Rumah dengan nomor blok E.72 ini, adalah rumah kediaman Saksena Al-Warits dan Sarita Al-Warits, adalah orang tua dari Hanif Al-Warits dan adik perempuan nya Meca Al-Warits. Sebenarnya Hanif memilikinseorang kakak Mega Al-Warits yang sudah menikah dan tinggal dirumah berbeda yang tak berjarak jauh dengan mereka.
Saksena adalah keturunan India dan Arab, ia adalah sosok ayah yang sangat menyayangi anak-anak nya terlebih lagi Hanif, maklum saja karna Hanif adalah anak laki-laki satu-satu nya di rumah itu.
Sarita sendiri merupakan seorang istri yang sangat percaya dan patuh kepada suami, Sarita merupakan ibu yang menganggap diri nya adalah teman bagi anak-anak nya.
Pagi hari seperti biasa, makanan sudah tertata rapi di meja makan yang mewah. Satu persatu anggota keluarga datang keruang makan dan duduk di tempat mereka masing-masing.
Seperti biasa Saksena duduk di kursi utama, tempat kepala keluarga. "Good morning" sapa nya kepada istri dan anak nya sembari membalikan piring nya untuk memulai sarapan pagi mereka seperti biasa.
Seleruh anggota keluarga pun membalas sapaan nya "good morning pi" kata mereka kembali sambil melemparkan senyum kearah nya.
"Hanif, bagaimana pabrik?
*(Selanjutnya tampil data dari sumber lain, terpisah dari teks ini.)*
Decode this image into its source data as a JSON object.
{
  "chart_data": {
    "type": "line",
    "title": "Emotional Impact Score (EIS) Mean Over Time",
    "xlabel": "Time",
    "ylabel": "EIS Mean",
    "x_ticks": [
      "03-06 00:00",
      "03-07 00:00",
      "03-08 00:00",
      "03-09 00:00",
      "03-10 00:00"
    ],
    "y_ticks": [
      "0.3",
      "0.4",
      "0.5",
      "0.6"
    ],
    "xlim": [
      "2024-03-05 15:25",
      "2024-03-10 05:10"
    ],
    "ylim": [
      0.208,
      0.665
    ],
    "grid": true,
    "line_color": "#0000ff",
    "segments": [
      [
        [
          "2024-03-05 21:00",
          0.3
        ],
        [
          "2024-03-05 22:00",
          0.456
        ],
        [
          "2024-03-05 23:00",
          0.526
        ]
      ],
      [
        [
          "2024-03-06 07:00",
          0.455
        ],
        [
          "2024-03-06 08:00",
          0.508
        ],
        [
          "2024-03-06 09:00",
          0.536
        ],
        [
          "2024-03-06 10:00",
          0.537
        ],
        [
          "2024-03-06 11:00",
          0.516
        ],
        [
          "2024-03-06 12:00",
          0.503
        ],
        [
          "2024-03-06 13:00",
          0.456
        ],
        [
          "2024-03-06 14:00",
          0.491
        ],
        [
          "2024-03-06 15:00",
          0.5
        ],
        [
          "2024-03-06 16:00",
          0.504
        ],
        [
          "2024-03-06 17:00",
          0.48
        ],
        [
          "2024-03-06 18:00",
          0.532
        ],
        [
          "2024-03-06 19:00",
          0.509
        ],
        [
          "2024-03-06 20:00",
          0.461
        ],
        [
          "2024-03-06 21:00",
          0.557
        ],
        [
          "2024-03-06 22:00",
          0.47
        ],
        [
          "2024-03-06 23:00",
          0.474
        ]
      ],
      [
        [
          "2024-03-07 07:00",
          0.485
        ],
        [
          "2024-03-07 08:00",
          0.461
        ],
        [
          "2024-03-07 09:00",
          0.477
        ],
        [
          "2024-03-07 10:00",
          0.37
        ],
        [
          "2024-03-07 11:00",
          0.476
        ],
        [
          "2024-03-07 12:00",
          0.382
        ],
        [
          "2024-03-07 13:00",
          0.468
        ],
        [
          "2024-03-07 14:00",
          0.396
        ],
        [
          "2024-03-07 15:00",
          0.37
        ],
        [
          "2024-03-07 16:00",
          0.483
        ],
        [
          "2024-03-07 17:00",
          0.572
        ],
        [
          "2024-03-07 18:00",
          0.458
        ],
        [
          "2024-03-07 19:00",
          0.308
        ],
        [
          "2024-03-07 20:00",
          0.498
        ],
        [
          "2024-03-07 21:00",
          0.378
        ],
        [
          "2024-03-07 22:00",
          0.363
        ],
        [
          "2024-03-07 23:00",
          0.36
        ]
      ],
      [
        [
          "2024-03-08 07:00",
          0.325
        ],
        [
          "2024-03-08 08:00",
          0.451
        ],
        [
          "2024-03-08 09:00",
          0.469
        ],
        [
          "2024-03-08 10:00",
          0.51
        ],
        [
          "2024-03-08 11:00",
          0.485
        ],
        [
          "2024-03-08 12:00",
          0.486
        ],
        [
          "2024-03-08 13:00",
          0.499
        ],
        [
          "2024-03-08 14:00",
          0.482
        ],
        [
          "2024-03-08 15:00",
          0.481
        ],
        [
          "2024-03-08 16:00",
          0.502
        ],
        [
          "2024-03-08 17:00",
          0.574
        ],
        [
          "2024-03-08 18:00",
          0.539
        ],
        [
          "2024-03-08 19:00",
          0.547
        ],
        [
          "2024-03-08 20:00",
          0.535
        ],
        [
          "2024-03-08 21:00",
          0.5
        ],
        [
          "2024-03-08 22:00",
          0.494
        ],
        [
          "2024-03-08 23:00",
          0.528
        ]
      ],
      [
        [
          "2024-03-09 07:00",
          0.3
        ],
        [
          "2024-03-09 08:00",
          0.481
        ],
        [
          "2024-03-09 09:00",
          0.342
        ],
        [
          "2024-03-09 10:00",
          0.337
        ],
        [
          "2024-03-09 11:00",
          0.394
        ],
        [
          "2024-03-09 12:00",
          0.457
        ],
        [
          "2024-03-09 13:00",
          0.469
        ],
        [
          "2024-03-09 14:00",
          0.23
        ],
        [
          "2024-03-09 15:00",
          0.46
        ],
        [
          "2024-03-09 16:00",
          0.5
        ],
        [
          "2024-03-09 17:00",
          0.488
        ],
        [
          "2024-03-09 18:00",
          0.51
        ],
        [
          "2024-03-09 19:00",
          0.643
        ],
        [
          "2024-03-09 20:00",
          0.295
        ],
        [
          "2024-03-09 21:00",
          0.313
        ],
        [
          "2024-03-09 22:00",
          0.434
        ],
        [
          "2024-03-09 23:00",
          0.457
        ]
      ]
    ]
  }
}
Ada perkembangan atau keluhan ? Papi sudah lama tidak dengar kabar dari kamu" kata nya memulai percakapan pagi itu.
Sudah menjadi tradisi keluarga ini, meja makan dijadikan tempat untuk berdiskusi dan membicaran banyak hal. Karna hanya di meja makan anggota keluarga akan kumpul dengan lengkap dan tanpa handphone atau pekerjaan masing-masing, sehingga pembicaraan terasa lebih intens dan hangat.
"Pih nanti sore ada kosong gak ?" tanya Hanif kepada Saksena. "Nanti soreee…papi kosong nak, ada apa nak? Mau golf bareng papi ?" jawab nya sambil mengoleskan selai coklat keroti yang di pegang nya sembari tersenyum.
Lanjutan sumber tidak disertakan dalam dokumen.